Dating Conventions

I figured that here I would talk about dating conventions because I will eventually be posting about ancient and medieval battles as well.

The question is A.D. & B.C. or C.E. & B.C.E.?

The current convention says that C.E. & B.C.E standing for Common Era & Before Common Era are what we should use in modern scholarship.  The reasoning is that A.D. & B.C. are religious in nature and therefore exclusionary terms.  Sorry, I call bullshit on that.  A.D. & B.C. may be religious terms, I don’t dispute that, but they are also what people have been using for literally hundreds of years.  Trying to change dating conventions because of some perceived inequality is just stupid.  That is all there is to it.  A.D. stands for Anno Domini, Latin for Year of our Lord while B.C. is plain English for Before Christ.  On this blog I will use the Gregorian calendar with B.C. & A.D. and I will not care if people choose to get offended about it.  B.C. & A.D. have been used for a long time and I will continue to use that dating convention despite some politically correct people’s feelings about it.

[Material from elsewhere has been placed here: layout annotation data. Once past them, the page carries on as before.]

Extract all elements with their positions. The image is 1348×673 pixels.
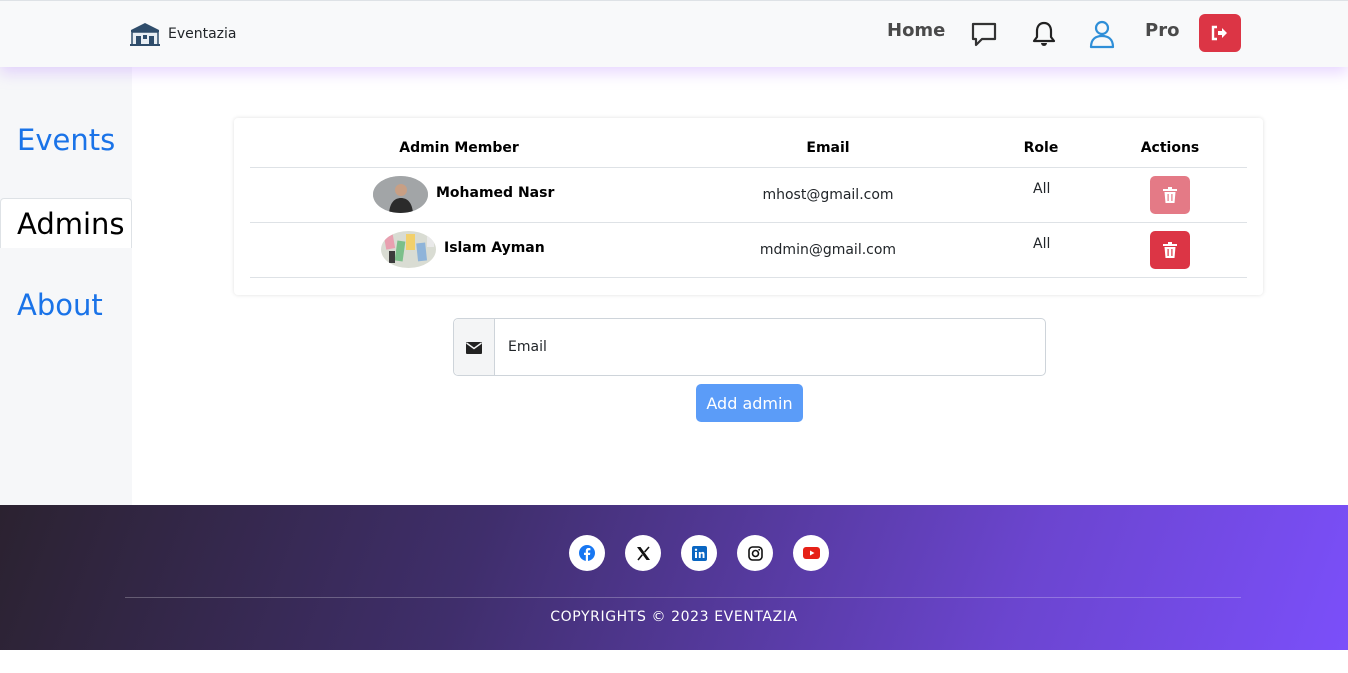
linkedin-icon[interactable] (681, 535, 717, 571)
nav-home-link[interactable]: Home (887, 20, 945, 41)
bell-icon[interactable] (1029, 19, 1059, 49)
admin-role: All (1033, 236, 1051, 252)
admin-role: All (1033, 181, 1051, 197)
footer-divider (125, 597, 1241, 598)
sidebar-item-label: Admins (17, 207, 125, 241)
column-header-actions: Actions (1140, 140, 1200, 156)
delete-admin-button[interactable] (1150, 176, 1190, 214)
admin-email: mhost@gmail.com (762, 187, 894, 203)
admin-name: Mohamed Nasr (436, 185, 555, 201)
instagram-icon[interactable] (737, 535, 773, 571)
brand-logo-icon (130, 23, 160, 46)
trash-icon (1163, 187, 1177, 203)
brand-name: Eventazia (168, 26, 237, 42)
add-admin-button[interactable]: Add admin (696, 384, 803, 422)
sidebar-item-about[interactable]: About (17, 288, 103, 322)
add-admin-input-group (453, 318, 1046, 376)
email-input[interactable] (496, 319, 1044, 375)
trash-icon (1163, 242, 1177, 258)
admin-name: Islam Ayman (444, 240, 545, 256)
avatar (381, 231, 436, 268)
footer: COPYRIGHTS © 2023 EVENTAZIA (0, 505, 1348, 650)
brand[interactable]: Eventazia (129, 21, 237, 47)
column-header-admin-member: Admin Member (399, 140, 519, 156)
delete-admin-button[interactable] (1150, 231, 1190, 269)
admin-email: mdmin@gmail.com (759, 242, 897, 258)
top-navbar: Eventazia Home Pro (0, 0, 1348, 67)
sidebar: Events Admins About (0, 67, 132, 505)
user-icon[interactable] (1087, 19, 1117, 49)
column-header-role: Role (1023, 140, 1059, 156)
chat-icon[interactable] (969, 19, 999, 49)
envelope-icon (454, 319, 495, 375)
avatar (373, 176, 428, 213)
copyright-text: COPYRIGHTS © 2023 EVENTAZIA (550, 609, 798, 625)
nav-pro-link[interactable]: Pro (1145, 20, 1179, 41)
x-icon[interactable] (625, 535, 661, 571)
sidebar-item-events[interactable]: Events (17, 123, 115, 157)
column-header-email: Email (806, 140, 850, 156)
table-divider (250, 167, 1247, 168)
table-divider (250, 222, 1247, 223)
sidebar-item-admins[interactable]: Admins (0, 198, 132, 248)
table-divider (250, 277, 1247, 278)
logout-button[interactable] (1199, 14, 1241, 52)
youtube-icon[interactable] (793, 535, 829, 571)
logout-icon (1211, 25, 1227, 41)
facebook-icon[interactable] (569, 535, 605, 571)
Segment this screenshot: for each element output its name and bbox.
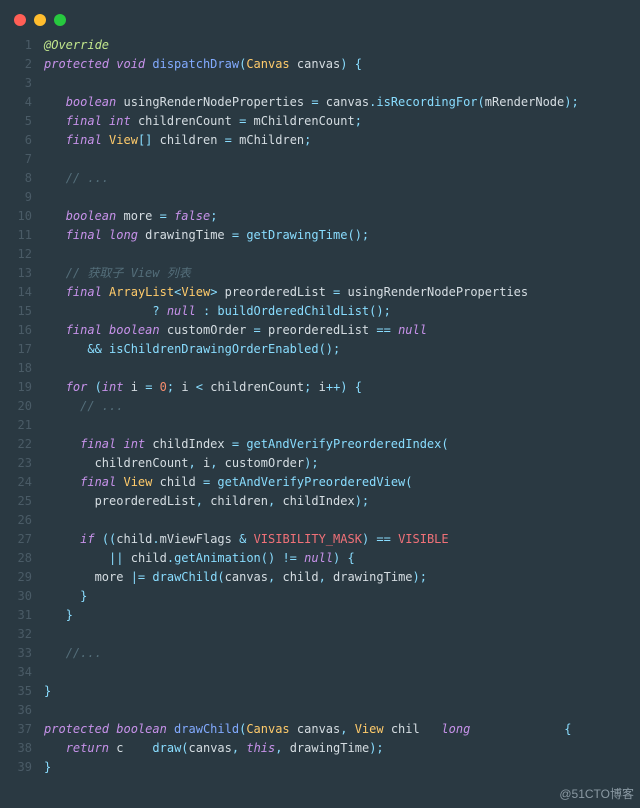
code-line[interactable]: return c draw(canvas, this, drawingTime)… xyxy=(44,739,640,758)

There has been some controversy over the use of the new dating conventions.  See http://www.suite101.com/content/year-designations-bc-ad-bce-ce-in-schools-a172084 for one explanation of this silly debate; pay particular attention to the comment at the bottom.

3 thoughts on “Dating Conventions”

  1. You know, I will let you in on some wonderful computer programs: it’s called TeX/LaTeX (pronounced “tech” or “la-tech”, respectively).

    It lets you write “macros”, which is kinda like an abbreviation for writing.

    In other words, you can write “In 410 \AD{}, Alaric sacked Rome.” You can use your personal preference, and in only a single line of code at the beginning of your document you write “\def\AD{AD}”…and if people object to this convention, you just change that single line to be “\def\AD{CE}” and the output changes.

    Mathematicians and physicists use LaTeX because it lets us write funky mathematical formulas easily. The down side is that you get beautifully typeset pdfs (see, e.g., my notes on mathematical physics at http://code.google.com/p/notebk/)…so it’s wonderful for academic articles and personal notes, but horrible for trying to publish on the web.

    Interested Windows users should look up MikTeX, Linux users TeX-live, and Mac users could use MacTeX.

  2. I agree with your rejection of the pro-BCE-CE argument, and I have listed four reasons for this in more detail (see my website link above). But more briefly, the bottom line is that it is just plain silly to use BCE-CE rather than BC/AD. If we were to honestly adopt a “no offending another” policy in the study of history, then we might as well not study history at all, since it is full of “offensive” material. Yet, aren’t the people who are so afraid of “offending” by using BC/AD the same people who tend to research the salacious topics of history?

    • I agree. I think it is kind of funny that those that would have us change dating conventions to avoid creating offense are the same people that think there is some magic bullet that will allow people to interact without ever causing offense. To me, that would be a very boring world to live in.